Faisons donc un saut dans le futur. Le but de la société initiée par Ford – les années se comptent dorénavant après N.F., Notre Ford, et nous sommes déjà en 632 – pourrait se résumer par le confort ou son synonyme, la stabilité. A leur service, la consommation et les divertissements. Les Romains parlaient du pain et des jeux de cirque, aujourd’hui consommation et loisirs tentent de nous faire oublier le stress du travail et des embouteillages. Notre individualisme est devenu le déguisement de notre conformisme.

Conditionnés et prédestinés

Dans cette société mondiale, les enfants sont cultivés en éprouvettes dans des salles d’incubation. La maternité est devenue la plus horrible des choses, elle fait rougir dès qu’on en parle. La sexualité, elle, n’est plus que ludique et gare aux attachements sentimentaux! Ces futurs citoyens sont, durant des années, conditionnés jusque dans leurs valeurs morales par des procédés hypnotiques. Devenus adultes, ils correspondront parfaitement aux attentes de la classe pour laquelle ils ont été fabriqués.

Ce meilleur des mondes est en effet structuré en cinq classes sociales désignées par les premières lettres de l’alphabet grec, des Alphas – l’élite dirigeante – aux Epsilons, destinés aux travaux les plus pénibles. Chacun sera content de sa situation, même un Epsilon. Ainsi, la société fonctionnera-t-elle parfaitement et le monde sera stable. Chacun pourra être heureux, copie conforme de ce à quoi il était prédestiné. L’important n’est pas d’être soi, mais simplement une cellule du corps social. Tout désagrément n’est hélas pas éliminé. Il reste du stress, de la fatigue. Mais il y a le soma, une pilule qui fait oublier tout cela, un mixte de tranquillisant et d’hallucinogène. Il existe aussi des "succédanés" de grossesse ou de passion violente. La nature humaine a laissé des traces!

"Je veux Dieu"

"Nous préférons faire les choses en plein confort", explique sa Forderie Mustapha Meunier, un des dix administrateurs mondiaux. Il s’adresse à Monsieur le Sauvage, un homme attachant jusque dans ses excès. Il a été ramené d’une réserve dont les habitants vivent encore comme avant Notre Ford. "Mais je n’en veux pas, du confort, répond-il à l’Administrateur. Je veux Dieu, je veux la poésie, je veux du danger véritable, je veux de la liberté, je veux de la bonté. Je veux du péché." Or, cette dictature inquisitoriale si bien déguisée ne veut pas en entendre parler. Il n’y a pas de place pour la remise en question, et donc pour la liberté. Le vrai, le beau et le bien, symbolisés par Bernard, Helmholtz et le Sauvage, sont ignorés, et même combattus. Ces trois héros seront exclus de la société.

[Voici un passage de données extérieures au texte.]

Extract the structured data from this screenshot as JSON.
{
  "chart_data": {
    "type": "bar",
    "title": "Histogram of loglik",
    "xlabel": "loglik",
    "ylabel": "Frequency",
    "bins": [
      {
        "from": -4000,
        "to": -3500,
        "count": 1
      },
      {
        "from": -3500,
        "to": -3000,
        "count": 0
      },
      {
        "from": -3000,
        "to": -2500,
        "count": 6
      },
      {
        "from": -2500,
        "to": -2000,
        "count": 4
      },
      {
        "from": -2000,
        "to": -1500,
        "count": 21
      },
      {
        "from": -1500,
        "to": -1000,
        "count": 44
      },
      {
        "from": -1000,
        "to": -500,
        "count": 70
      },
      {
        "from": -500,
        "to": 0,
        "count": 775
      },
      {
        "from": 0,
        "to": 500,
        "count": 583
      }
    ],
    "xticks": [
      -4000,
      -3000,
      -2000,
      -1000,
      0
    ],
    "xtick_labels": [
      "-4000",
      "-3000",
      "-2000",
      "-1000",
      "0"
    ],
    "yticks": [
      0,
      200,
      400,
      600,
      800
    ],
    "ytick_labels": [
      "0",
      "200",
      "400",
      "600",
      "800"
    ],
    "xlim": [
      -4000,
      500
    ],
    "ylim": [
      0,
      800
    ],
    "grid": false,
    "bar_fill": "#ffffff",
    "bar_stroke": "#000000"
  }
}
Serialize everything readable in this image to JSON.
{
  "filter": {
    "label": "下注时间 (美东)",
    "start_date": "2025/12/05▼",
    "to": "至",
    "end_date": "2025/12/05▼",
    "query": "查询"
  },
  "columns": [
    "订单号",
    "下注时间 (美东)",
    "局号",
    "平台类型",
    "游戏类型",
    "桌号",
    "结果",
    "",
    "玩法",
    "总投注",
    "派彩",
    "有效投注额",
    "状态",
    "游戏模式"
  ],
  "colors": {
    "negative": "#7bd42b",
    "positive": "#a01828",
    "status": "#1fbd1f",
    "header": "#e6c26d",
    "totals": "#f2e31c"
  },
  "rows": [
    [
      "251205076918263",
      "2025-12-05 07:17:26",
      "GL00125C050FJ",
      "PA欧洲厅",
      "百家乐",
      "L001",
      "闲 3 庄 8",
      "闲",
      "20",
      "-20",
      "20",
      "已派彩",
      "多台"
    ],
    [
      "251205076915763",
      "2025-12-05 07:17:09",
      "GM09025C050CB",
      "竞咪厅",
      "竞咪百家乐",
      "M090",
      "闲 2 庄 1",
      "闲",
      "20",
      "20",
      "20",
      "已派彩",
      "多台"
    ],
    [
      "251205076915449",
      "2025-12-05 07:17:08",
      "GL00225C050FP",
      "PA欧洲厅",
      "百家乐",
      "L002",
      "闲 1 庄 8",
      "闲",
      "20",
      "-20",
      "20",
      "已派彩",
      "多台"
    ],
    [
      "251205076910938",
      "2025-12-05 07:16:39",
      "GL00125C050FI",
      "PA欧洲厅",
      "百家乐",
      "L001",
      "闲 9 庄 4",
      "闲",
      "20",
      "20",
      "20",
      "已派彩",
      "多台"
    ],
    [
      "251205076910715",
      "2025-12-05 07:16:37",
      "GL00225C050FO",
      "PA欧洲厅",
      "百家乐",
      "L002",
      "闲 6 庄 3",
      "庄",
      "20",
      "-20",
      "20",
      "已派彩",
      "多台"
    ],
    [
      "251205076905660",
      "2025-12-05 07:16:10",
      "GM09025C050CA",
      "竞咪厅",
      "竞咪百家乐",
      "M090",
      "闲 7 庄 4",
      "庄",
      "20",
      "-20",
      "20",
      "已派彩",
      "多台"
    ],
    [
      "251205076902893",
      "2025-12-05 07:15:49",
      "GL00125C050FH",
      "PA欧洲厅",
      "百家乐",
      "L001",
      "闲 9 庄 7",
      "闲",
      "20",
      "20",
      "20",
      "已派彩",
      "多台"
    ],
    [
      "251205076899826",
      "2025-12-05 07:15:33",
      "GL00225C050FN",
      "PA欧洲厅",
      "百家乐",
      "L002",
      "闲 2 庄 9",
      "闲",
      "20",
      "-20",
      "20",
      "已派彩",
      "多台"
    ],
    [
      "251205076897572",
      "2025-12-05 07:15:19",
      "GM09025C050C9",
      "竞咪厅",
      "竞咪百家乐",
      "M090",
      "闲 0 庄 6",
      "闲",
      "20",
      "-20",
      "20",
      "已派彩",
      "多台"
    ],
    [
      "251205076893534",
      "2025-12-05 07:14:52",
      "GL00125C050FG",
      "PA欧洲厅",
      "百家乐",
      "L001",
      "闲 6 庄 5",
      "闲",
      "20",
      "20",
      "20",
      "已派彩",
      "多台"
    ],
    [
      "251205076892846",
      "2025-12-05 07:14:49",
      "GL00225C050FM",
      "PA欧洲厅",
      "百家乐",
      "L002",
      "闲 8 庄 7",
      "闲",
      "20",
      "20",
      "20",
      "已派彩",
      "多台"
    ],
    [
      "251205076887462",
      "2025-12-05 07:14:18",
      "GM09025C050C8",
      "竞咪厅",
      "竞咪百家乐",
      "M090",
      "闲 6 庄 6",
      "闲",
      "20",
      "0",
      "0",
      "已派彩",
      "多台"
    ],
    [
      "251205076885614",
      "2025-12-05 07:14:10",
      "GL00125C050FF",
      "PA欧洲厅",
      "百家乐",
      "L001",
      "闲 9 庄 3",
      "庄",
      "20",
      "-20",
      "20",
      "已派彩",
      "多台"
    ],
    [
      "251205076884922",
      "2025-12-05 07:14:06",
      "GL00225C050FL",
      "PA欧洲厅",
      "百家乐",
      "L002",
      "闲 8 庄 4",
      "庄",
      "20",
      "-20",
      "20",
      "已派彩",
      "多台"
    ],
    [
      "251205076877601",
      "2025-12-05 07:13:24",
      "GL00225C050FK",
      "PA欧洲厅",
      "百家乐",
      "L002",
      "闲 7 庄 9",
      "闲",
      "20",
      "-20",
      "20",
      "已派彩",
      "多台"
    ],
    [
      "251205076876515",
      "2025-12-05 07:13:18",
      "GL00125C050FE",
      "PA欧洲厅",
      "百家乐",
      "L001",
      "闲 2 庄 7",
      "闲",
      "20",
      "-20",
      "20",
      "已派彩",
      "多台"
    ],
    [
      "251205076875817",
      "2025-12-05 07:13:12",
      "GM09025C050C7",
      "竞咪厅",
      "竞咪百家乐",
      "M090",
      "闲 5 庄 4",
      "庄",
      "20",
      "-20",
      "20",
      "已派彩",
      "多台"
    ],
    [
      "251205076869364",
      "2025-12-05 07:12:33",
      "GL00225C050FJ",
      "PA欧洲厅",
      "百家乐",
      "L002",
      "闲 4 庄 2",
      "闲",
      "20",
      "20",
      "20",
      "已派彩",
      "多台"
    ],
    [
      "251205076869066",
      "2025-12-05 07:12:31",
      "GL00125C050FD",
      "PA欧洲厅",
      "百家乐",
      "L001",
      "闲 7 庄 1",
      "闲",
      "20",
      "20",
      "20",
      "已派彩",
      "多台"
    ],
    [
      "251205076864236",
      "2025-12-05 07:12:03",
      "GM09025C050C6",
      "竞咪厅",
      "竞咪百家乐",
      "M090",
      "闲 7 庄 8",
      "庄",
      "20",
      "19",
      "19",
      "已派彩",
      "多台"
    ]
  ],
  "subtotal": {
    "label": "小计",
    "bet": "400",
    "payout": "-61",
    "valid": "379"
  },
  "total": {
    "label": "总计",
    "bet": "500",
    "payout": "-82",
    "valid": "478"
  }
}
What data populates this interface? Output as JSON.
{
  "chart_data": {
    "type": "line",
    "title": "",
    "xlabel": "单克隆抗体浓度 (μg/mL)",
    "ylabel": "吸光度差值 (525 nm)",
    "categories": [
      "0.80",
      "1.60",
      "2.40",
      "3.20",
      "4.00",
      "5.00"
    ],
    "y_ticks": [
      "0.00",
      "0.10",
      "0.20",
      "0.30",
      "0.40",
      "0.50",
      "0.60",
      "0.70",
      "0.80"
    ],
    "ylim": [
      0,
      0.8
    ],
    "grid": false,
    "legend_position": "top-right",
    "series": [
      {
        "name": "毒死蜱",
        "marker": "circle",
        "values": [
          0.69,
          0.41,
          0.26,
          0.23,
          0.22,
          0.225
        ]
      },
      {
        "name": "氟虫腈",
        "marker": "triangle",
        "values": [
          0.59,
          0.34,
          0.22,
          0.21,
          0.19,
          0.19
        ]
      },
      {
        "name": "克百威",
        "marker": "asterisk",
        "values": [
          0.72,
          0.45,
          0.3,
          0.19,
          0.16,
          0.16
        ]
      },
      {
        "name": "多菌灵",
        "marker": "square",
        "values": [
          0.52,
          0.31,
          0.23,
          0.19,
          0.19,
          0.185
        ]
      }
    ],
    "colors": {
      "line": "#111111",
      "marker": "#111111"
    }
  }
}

Aldous Huxley savait-il qu’il voyait assez juste? Au fil des pages, on peut en effet reconnaître les débats, les dérives et les fantasmes de notre monde actuel. Au lecteur de vérifier. En refermant le livre, je me pose une question: en 2050, que serons-nous devenus? Quel livre aura-t-il le mieux prédit la société d’alors? Les romans de science-fiction abondent et de nombreux essais mettent en garde. Les uns parlent de transhumanisme tandis que d’autres envisagent un effondrement. De qui dira-t-on: "Il avait anticipé"? Nous sommes renvoyés à cette question fondamentale: Quel monde voulons-nous? Et son corolaire: comment l’anticipons-nous dans notre propre existence? Jésus, lui, a fait de sa vie une anticipation du Royaume qu’il espérait.